Need help w/ vector task: Trapeze ABCD, AB parallel w/ CD, Vector AB=a, Vector AD=b, Vector DC=(2/3)a

[john44]

I'll try my best to translate the task, I've done the previous questions, but need help the last
Trapeze ABCD
AB is parallel with CD
Vector AB = a
Vector AD = b
Vector DC = two thirds ( 2/3 ) of a

Point E is in middle of BC, so BE is (1/2)BC
AE and BD intersect eachother at point S
Find AS expressed by a and b
At first i thought i could say AS = t * AE (because point E is just further behind than S, but on same line. But I think I can only have a's and b's in the answer

Last question is:
A point F is given by: CF = 3/8 DB
Show that A, E, and F are in a line
For this I think I need to show that AE is parallel with AF but my answers doesnt match..

 

[topsquark]

You've given a large amount of information to go on. Good for you! But nothing in the problem tells us where F is. It could be anywhere on an arc of radius CF centered at C. I can't see why it would have to be on the extension of the line segment AE.

Is there something missing?

-Dan

 

[Dr.Peterson]

But nothing in the problem tells us where F is. It could be anywhere on an arc of radius CF centered at C. I can't see why it would have to be on the extension of the line segment AE.

Is there something missing?

I think vector CF = 3/8 of vector DB. Then it makes sense.

 

[topsquark]

I think vector CF = 3/8 of vector DB. Then it makes sense.

Ahhhh. I get it now. I guess the OP is using an underline to denote vectors. I haven't seen someone do that for a long time. Thanks for the catch!

-Dan

 

[Dr.Peterson]

I'll try my best to translate the task, I've done the previous questions, but need help the last
Trapeze ABCD
AB is parallel with CD
Vector AB = a
Vector AD = b
Vector DC = two thirds ( 2/3 ) of a

Point E is in middle of BC, so BE is (1/2)BC
AE and BD intersect each other at point S
Find AS expressed by a and b
At first i thought i could say AS = t * AE (because point E is just further behind than S, but on same line. But I think I can only have a's and b's in the answer

Last question is:
A point F is given by: CF = 3/8 DB
Show that A, E, and F are in a line
For this I think I need to show that AE is parallel with AF but my answers doesnt match..
View attachment 11632

There are probably many ways to proceed. To express AS in terms of a and b, I might first express AE, and write AS as mAE, then express AS as b + nDB (in terms of a and b). Setting these equal, you can solve for m and n, and then you have AS.

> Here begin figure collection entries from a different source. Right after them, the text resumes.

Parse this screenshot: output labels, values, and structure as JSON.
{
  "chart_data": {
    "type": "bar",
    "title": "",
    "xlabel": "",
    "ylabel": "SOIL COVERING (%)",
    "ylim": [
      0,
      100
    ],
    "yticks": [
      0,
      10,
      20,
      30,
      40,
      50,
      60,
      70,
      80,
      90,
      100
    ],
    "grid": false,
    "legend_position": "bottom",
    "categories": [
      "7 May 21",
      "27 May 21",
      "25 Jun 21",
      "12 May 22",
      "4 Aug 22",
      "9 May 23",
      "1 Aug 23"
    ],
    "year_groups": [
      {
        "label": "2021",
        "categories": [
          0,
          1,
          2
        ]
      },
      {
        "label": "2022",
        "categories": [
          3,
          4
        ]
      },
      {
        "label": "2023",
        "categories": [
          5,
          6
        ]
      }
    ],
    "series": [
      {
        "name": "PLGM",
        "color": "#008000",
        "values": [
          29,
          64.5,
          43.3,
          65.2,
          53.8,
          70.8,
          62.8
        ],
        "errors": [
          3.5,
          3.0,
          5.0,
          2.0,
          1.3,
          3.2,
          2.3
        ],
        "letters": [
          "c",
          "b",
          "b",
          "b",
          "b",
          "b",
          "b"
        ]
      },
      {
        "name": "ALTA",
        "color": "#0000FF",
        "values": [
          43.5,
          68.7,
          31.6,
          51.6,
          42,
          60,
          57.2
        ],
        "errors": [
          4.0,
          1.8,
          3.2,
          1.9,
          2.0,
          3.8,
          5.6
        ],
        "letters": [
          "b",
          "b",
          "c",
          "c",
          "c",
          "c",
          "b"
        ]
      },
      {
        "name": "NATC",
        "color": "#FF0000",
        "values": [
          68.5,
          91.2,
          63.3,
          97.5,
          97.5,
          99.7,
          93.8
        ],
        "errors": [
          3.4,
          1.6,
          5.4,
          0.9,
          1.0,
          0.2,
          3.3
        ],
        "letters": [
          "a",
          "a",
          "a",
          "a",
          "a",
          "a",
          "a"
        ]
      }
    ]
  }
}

Once you've done that part, we can discuss the second part. (My first attempt at that didn't work out, but I haven't taken the time to find my error or determine that the problem is wrong.)

 

[john44]

There are probably many ways to proceed. To express AS in terms of a and b, I might first express AE, and write AS as mAE, then express AS as b + nDB (in terms of a and b). Setting these equal, you can solve for m and n, and then you have AS.

Once you've done that part, we can discuss the second part. (My first attempt at that didn't work out, but I haven't taken the time to find my error or determine that the problem is wrong.)

Do you mean: AS = m(AE) = m ( (5/6)a + (1/2)b )
And AS = b + n(DB) = b + n (-b + a)
How do I that solve for m and n?

 

[Dr.Peterson]

Good. Now, one way to go is to note that if a and b are linearly independent, AS can be obtained in only one way as a linear combination of a and b, so when you set these equal, the coefficients of a on each side must be equal, and likewise for b. Solve the resulting system of equations.

Others will probably have alternative methods to suggest.

 

[john44]

Good. Now, one way to go is to note that if a and b are linearly independent, AS can be obtained in only one way as a linear combination of a and b, so when you set these equal, the coefficients of a on each side must be equal, and likewise for b. Solve the resulting system of equations.

Others will probably have alternative methods to suggest.

Alright I ended up with AS = (5/8)a + (3/8)b which I think is correct, but can't confirm - thank you for the help

 

[Dr.Peterson]

That's what I get.

One way to check would be to verify that AS and AE are collinear, and DS and DB are collinear.